I think it is almost always assumed that superintelligent artificial intelligence (SAI) disempowering humans would be bad, but are we confident about that? Is this an under-discussed crucial consideration?
Most people (including me) would prefer the extinction of a random species to that of humans. I suppose this is mostly due to a desire for self-preservation, but can also be justified on altruistic grounds if humans have a greater ability to shape the future for the better. However, a priori, would it be reasonable to assume that more intelligent agents would do better than humans, at least under moral realism? If not, can one be confident that humans would do better than other species?
From the point of view of the universe, I believe one should strive to align SAI with impartial value, not human value. It is unclear to me how much these differ, but one should beware of surprising and suspicious convergence.

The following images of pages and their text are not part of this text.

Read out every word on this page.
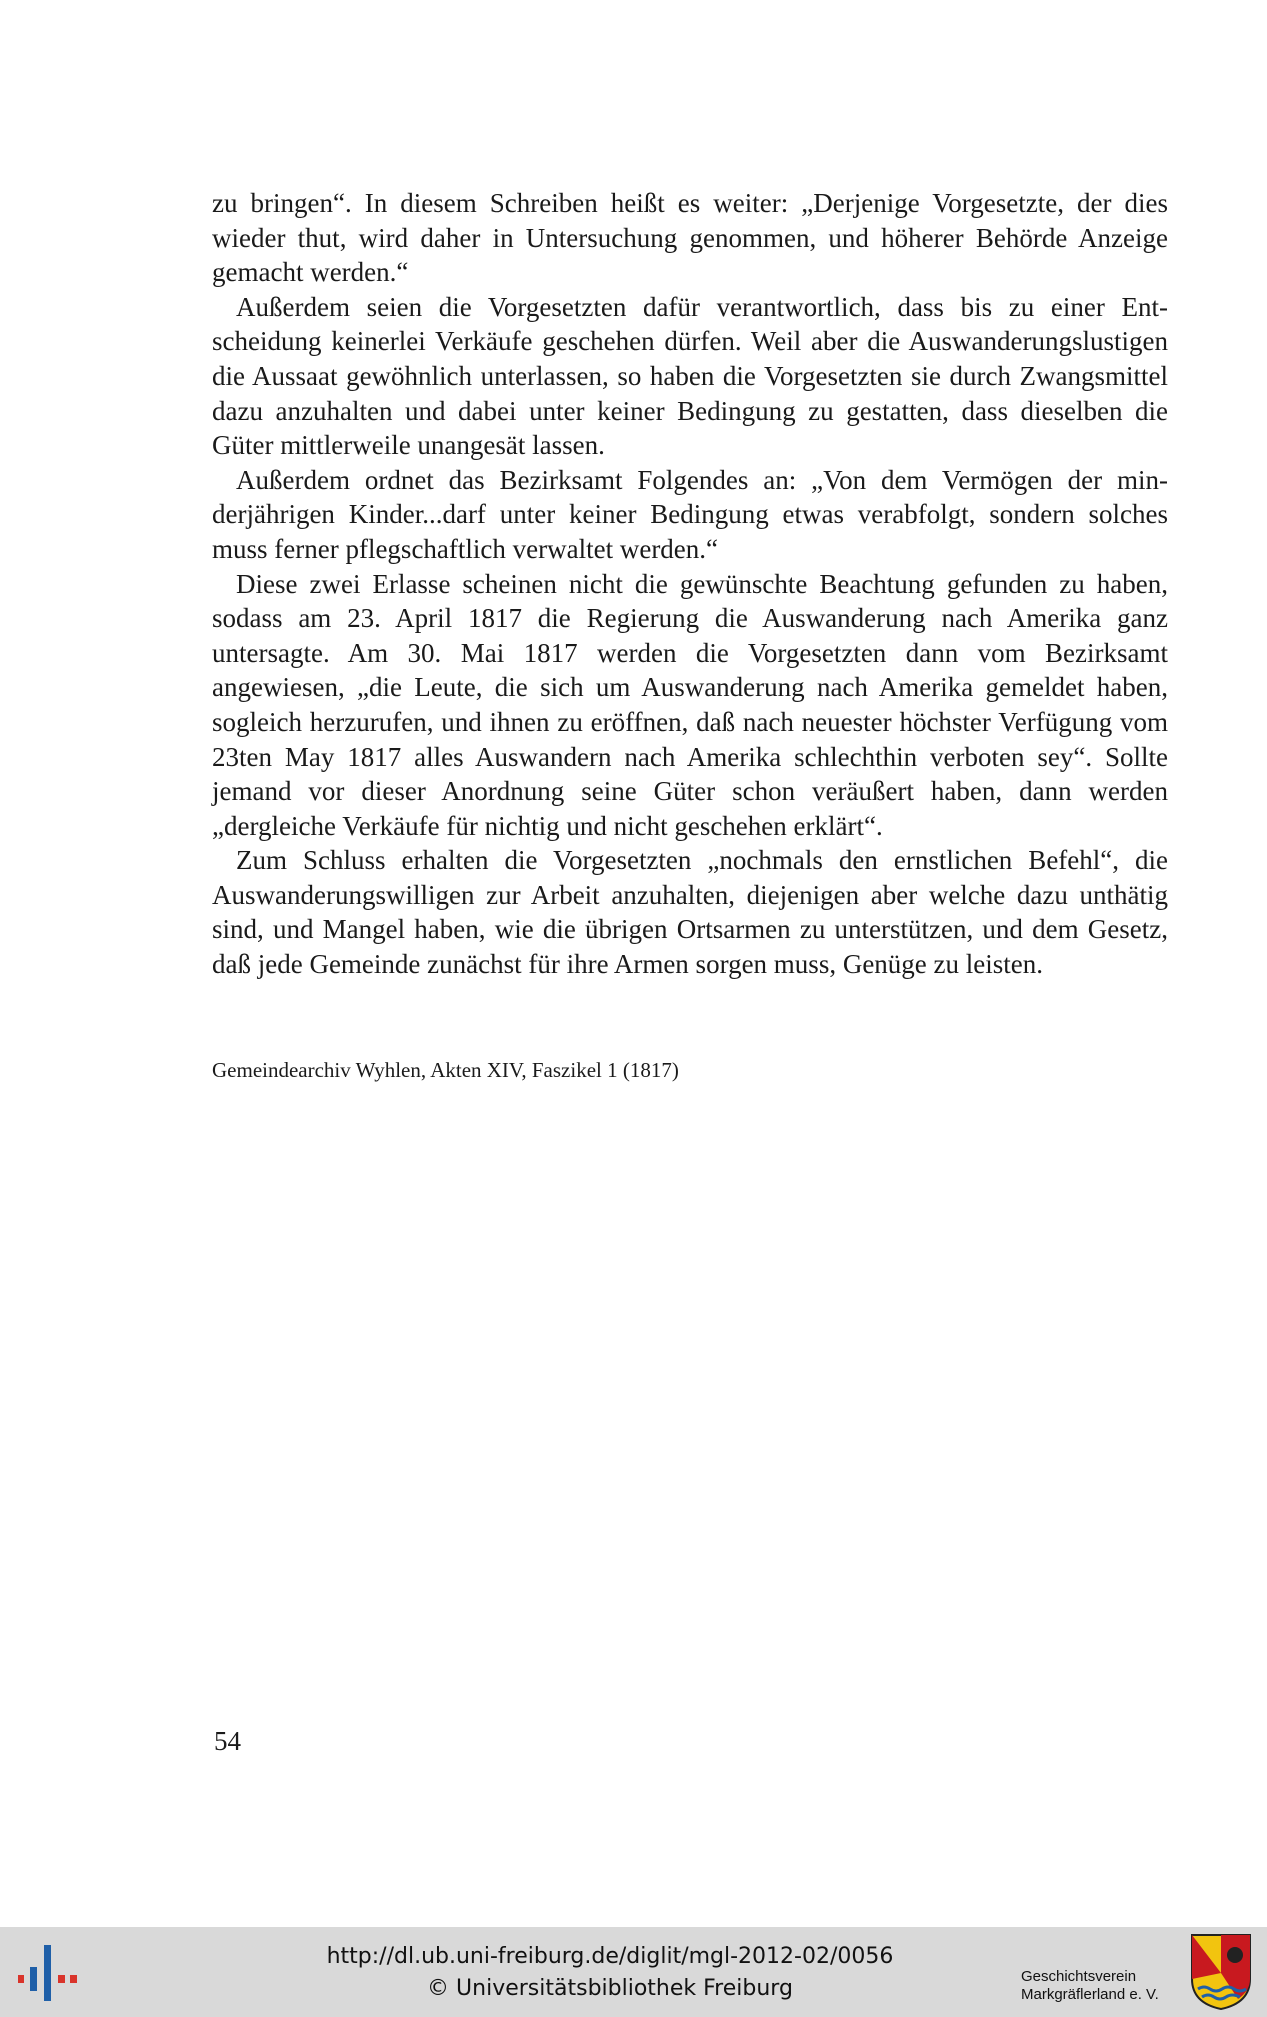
zu bringen“. In diesem Schreiben heißt es weiter: „Derjenige Vorgesetzte, der dies wieder thut, wird daher in Untersuchung genommen, und höherer Behörde Anzeige gemacht werden.“

Außerdem seien die Vorgesetzten dafür verantwortlich, dass bis zu einer Entscheidung keinerlei Verkäufe geschehen dürfen. Weil aber die Auswanderungslustigen die Aussaat gewöhnlich unterlassen, so haben die Vorgesetzten sie durch Zwangsmittel dazu anzuhalten und dabei unter keiner Bedingung zu gestatten, dass dieselben die Güter mittlerweile unangesät lassen.

Außerdem ordnet das Bezirksamt Folgendes an: „Von dem Vermögen der minderjährigen Kinder...darf unter keiner Bedingung etwas verabfolgt, sondern solches muss ferner pflegschaftlich verwaltet werden.“

Diese zwei Erlasse scheinen nicht die gewünschte Beachtung gefunden zu haben, sodass am 23. April 1817 die Regierung die Auswanderung nach Amerika ganz untersagte. Am 30. Mai 1817 werden die Vorgesetzten dann vom Bezirksamt angewiesen, „die Leute, die sich um Auswanderung nach Amerika gemeldet haben, sogleich herzurufen, und ihnen zu eröffnen, daß nach neuester höchster Verfügung vom 23ten May 1817 alles Auswandern nach Amerika schlechthin verboten sey“. Sollte jemand vor dieser Anordnung seine Güter schon veräußert haben, dann werden „dergleiche Verkäufe für nichtig und nicht geschehen erklärt“.

Zum Schluss erhalten die Vorgesetzten „nochmals den ernstlichen Befehl“, die Auswanderungswilligen zur Arbeit anzuhalten, diejenigen aber welche dazu unthätig sind, und Mangel haben, wie die übrigen Ortsarmen zu unterstützen, und dem Gesetz, daß jede Gemeinde zunächst für ihre Armen sorgen muss, Genüge zu leisten.

Gemeindearchiv Wyhlen, Akten XIV, Faszikel 1 (1817)
54
http://dl.ub.uni-freiburg.de/diglit/mgl-2012-02/0056
© Universitätsbibliothek Freiburg	Geschichtsverein
Markgräflerland e. V.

In any case, I do not think this shift in focus means humanity should accelerate AI progress (as proposed by effective accelerationism?). Intuitively, aligning SAI with impartial value is a harder problem, and therefore needs even more time to be solved.
I don't know if it makes a lot of sense because yes, in theory from my viewpoint all "torture worlds" (N agents, all suffering the same amount of torture) are equivalent. I feel like that intuition is more right than just "more people = more torture". I would call them equally bad worlds, and if the torture is preternatural and inescapable I have no way of choosing between them. But I also feel like this is twisting ourselves into examples that are completely unrealistic, to the point of almost uselessness; it is no wonder that our theories of ethics break down, same as most physics does at a black hole singularity.